Bremen/Frankfurt/Main. Schiedsrichter haben es nicht leicht. Im Spiel werden sie häufig angefeindet. Gibt es keine Kritik, ist das meist wie ein großes Lob. Doch auch der Weg in die Bundesliga ist schwierig: Die Unparteiischen haben viel Konkurrenz. Hintergründe zum Schiedsrichterwesen in Deutschland.

Zehntausende Schiedsrichter und eine kleine Elite:

Dem DFB zufolge sind wöchentlich rund 75000 Schiedsrichter im Einsatz. Sie leiten insgesamt 1,5 Millionen Fußballspiele jedes Jahr. An der Spitze der Pyramide sind ganz weniger Referees: In den beiden Bundesligen werden derzeit 44 Schiedsrichter plus Assistenten eingesetzt. Im Kader für die 3. Liga stehen 22 Unparteiische.

Auch Schiedsrichter steigen auf – oder ab:

Ähnlich wie die Fußballteams können die Schiedsrichter auf- und absteigen. Darüber entscheiden die jeweils zuständigen Ausschüsse. Als Grundlage dienen Bewertungen, welche Beobachter erstellen. Ab der Regionalliga werden Schiedsrichter in jedem Spiel bewertet. Der DFB kümmert sich bei Männern und Frauen um die Schiedsrichter der 1. sowie 2. Bundesliga, zudem in der 3. Liga der Männer und in den Junioren-Bundesligen. Vorsitzender der Schiedsrichterkommission Elite ist der frühere FIFA-Referee Lutz Michael Fröhlich.

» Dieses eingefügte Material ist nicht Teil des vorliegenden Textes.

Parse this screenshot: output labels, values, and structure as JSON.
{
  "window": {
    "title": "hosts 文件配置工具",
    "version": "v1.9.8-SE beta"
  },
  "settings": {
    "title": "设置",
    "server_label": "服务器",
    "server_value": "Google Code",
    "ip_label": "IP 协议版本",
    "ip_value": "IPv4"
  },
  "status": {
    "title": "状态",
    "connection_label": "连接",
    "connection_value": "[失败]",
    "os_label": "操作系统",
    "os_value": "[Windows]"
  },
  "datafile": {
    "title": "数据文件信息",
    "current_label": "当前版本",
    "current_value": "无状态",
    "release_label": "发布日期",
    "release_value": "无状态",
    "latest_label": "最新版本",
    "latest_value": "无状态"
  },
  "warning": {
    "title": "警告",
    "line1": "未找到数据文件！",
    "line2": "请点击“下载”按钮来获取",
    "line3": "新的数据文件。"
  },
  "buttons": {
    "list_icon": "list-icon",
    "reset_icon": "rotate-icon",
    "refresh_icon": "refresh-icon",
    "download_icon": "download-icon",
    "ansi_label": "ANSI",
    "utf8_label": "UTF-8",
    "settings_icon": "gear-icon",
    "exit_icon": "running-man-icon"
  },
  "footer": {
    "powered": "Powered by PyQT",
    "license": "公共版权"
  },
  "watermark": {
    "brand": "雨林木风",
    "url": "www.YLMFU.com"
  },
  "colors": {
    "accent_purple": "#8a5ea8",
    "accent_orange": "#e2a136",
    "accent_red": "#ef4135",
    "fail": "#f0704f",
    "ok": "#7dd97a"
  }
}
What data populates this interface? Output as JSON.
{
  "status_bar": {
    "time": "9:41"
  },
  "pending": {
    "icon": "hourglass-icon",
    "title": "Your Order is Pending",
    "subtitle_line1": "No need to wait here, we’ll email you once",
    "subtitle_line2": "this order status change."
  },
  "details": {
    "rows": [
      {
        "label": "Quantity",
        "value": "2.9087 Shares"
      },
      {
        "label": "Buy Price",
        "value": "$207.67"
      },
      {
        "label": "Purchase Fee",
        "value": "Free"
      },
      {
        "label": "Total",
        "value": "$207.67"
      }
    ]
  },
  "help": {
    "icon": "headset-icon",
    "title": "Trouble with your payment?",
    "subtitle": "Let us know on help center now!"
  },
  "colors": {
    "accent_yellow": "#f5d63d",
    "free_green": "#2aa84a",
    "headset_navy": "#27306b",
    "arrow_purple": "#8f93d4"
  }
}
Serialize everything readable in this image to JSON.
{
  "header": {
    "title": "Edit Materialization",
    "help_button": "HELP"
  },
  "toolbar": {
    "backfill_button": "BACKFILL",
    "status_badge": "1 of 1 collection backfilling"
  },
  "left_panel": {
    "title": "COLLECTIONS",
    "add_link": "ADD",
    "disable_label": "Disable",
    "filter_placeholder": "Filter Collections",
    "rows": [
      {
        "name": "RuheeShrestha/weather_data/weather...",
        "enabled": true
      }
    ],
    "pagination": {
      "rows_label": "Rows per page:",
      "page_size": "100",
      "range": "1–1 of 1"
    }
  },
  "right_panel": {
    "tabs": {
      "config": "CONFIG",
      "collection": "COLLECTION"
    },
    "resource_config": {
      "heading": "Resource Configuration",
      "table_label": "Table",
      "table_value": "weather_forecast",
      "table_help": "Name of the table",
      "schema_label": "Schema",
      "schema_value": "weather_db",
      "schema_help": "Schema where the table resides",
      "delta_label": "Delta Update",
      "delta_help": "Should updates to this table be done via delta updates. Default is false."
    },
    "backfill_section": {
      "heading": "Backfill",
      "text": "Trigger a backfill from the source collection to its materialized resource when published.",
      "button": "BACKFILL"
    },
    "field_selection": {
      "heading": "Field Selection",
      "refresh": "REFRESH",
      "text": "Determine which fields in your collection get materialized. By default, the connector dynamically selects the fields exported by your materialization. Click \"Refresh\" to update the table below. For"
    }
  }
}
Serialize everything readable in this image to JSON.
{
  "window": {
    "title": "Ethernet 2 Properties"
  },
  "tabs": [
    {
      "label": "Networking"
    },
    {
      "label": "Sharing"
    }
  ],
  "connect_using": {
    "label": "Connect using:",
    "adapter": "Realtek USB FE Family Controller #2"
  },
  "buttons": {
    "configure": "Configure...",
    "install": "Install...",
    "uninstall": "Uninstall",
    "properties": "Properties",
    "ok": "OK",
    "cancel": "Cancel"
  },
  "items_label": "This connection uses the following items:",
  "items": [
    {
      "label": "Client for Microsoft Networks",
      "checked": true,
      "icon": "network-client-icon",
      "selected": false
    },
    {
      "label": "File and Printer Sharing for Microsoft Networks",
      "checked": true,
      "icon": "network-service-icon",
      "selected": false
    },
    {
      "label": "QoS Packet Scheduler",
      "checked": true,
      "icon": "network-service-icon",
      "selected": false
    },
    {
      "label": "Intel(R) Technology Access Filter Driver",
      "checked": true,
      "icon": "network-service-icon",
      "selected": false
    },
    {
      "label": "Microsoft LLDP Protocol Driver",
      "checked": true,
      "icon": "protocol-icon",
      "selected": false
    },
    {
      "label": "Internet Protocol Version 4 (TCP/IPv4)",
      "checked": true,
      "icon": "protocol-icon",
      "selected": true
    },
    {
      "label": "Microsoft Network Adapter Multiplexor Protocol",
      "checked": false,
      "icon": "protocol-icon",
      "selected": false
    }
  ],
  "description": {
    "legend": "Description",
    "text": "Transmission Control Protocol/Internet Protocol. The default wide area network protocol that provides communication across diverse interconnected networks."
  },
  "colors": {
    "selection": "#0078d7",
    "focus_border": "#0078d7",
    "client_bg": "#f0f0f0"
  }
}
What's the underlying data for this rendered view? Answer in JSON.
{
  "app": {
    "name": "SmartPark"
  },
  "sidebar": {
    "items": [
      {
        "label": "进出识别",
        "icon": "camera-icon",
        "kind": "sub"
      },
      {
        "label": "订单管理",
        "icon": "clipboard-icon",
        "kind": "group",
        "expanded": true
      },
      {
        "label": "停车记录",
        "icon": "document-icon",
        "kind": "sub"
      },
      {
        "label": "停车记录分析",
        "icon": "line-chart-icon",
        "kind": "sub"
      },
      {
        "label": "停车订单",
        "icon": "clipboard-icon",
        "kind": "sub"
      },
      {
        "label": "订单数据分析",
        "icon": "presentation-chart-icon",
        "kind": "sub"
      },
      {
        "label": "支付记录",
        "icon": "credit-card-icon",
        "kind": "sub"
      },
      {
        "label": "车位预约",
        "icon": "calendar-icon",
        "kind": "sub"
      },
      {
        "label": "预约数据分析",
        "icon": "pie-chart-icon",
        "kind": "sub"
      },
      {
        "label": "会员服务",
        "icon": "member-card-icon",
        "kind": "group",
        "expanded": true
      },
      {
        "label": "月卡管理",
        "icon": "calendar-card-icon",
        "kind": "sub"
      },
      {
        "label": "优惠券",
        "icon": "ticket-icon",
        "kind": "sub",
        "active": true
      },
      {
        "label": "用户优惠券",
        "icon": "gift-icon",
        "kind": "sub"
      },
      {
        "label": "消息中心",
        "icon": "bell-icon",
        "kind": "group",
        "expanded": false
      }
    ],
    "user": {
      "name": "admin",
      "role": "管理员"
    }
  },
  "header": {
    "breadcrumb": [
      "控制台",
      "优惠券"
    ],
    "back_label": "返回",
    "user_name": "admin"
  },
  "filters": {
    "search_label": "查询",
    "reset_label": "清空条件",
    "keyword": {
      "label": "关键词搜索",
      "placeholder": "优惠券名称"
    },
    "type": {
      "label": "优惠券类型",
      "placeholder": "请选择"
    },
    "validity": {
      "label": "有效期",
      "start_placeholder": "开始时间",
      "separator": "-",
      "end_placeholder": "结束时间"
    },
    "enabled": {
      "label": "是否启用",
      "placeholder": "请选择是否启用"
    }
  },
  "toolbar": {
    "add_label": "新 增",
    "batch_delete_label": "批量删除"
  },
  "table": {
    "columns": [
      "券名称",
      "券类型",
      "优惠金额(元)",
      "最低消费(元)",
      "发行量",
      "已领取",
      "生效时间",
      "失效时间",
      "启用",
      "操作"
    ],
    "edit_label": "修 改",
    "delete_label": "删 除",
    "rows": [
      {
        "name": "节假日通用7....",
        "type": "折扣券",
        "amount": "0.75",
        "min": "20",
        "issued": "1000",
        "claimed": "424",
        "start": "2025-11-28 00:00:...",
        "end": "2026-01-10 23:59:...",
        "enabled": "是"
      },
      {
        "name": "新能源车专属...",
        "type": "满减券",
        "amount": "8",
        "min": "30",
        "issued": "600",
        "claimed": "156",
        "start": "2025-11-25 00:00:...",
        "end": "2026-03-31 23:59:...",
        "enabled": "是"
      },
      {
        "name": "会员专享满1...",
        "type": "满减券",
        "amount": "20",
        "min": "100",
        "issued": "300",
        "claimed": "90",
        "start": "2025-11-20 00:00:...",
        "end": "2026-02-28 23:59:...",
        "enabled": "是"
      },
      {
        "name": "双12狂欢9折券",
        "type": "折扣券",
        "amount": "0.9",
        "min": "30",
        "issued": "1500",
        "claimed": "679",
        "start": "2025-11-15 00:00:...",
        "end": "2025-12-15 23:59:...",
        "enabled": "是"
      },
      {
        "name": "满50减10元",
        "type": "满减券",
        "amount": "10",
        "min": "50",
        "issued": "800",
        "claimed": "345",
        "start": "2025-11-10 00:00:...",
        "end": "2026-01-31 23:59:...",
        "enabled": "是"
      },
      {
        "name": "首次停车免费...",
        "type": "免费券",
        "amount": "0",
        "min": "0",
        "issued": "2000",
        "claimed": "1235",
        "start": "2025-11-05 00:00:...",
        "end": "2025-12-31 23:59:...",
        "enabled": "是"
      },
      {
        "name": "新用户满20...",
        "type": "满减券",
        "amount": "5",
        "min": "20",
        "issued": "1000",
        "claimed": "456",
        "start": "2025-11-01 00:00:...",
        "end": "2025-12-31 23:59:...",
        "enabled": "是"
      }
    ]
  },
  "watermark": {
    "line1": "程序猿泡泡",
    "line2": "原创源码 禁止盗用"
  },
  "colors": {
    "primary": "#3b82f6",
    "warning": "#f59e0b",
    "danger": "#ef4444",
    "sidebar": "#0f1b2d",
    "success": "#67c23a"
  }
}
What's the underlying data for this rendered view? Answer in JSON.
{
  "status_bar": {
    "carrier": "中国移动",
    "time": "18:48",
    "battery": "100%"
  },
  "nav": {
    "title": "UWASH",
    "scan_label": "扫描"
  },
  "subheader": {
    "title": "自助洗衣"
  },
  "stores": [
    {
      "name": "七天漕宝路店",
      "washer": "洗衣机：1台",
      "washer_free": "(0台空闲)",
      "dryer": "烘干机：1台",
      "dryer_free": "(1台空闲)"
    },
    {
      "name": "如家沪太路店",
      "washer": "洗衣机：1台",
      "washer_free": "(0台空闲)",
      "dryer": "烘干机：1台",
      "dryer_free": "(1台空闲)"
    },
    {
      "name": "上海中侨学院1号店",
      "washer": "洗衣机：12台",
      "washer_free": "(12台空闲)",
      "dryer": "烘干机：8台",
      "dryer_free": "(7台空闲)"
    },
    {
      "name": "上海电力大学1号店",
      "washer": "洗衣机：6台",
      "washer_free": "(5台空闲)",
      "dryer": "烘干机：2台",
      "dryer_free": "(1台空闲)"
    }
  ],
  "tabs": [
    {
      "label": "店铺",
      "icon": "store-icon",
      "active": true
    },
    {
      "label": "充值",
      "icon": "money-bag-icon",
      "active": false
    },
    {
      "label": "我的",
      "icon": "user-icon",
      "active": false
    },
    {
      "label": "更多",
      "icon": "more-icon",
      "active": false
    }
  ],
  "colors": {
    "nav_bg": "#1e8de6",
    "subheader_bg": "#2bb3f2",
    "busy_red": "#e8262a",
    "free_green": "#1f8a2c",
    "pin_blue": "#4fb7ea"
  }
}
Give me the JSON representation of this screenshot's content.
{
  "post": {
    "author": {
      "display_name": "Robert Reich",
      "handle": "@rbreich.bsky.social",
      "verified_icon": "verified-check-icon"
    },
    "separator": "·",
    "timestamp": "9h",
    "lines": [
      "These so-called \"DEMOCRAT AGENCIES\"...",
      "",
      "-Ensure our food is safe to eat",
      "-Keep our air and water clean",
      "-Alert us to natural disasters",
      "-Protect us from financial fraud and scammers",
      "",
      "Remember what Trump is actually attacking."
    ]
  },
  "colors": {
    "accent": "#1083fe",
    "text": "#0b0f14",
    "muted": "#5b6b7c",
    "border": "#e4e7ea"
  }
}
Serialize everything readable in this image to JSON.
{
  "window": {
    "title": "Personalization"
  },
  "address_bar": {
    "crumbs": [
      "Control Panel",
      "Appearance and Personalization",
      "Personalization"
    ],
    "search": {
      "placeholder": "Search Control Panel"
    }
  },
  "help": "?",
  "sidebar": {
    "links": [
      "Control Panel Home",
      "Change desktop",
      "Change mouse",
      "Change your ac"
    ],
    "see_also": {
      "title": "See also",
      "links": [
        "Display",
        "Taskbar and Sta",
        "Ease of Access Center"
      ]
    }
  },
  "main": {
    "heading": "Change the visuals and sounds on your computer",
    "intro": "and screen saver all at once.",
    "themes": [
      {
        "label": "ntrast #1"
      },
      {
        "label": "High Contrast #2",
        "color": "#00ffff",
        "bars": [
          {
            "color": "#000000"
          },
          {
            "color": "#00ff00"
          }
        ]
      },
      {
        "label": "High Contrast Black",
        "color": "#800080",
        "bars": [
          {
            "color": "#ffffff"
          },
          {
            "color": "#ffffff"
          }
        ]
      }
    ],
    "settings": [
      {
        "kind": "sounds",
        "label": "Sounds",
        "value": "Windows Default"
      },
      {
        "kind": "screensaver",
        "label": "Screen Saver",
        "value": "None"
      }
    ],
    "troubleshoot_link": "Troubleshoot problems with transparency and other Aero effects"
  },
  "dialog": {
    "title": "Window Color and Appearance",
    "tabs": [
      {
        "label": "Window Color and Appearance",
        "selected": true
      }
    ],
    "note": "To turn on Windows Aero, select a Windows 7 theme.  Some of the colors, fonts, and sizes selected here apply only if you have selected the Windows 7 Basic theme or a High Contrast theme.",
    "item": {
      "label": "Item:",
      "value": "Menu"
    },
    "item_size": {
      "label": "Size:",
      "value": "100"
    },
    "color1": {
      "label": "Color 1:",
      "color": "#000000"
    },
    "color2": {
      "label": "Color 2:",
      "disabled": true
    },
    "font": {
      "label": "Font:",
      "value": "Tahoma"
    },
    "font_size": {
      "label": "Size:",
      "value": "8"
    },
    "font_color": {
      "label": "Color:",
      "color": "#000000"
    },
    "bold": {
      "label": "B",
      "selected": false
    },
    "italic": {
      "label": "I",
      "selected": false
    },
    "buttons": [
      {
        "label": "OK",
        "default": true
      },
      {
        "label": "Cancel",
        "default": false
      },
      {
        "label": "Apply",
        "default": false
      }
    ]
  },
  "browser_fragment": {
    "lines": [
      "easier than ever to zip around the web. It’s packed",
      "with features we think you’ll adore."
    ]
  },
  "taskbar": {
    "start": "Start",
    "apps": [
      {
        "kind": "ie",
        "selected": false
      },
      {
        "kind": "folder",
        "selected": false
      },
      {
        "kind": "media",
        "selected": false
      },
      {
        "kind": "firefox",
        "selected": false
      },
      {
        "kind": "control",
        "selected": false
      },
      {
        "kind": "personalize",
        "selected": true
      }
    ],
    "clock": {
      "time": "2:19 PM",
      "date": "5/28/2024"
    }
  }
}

Auch beim Geld gibt es eine Pyramide:

Das Honorar der Bundesliga-Schiedsrichter wurde im vergangenen Sommer angehoben: Es stieg von 3800 auf 5000 Euro für einen Erstliga-Einsatz, die Assistenten bekommen 2500 Euro und der Vierte Offizielle sowie der Videoassistent 1250 Euro. Zudem erhalten Schiedsrichter und Assistenten einen jährlichen Grundbeitrag, der je nach Spielklasse und Erfahrung schwankt. Ein FIFA-Schiedsrichter kann bis zu 79000 Euro im Jahr kassieren, das ist das Maximum.

Danach geht es steil bergab: Für einen Einsatz bei einem Spiel der Regionalliga Nord beispielsweise bekommt ein Schiedsrichter 200 Euro, Assistenten halb so viel. Dazu gibt 30 Cent für jeden Anfahrtskilometer. In der Kreisklasse, beispielsweise im Niedersächsischen Fußballverband, gibt es 20 Euro je Einsatz.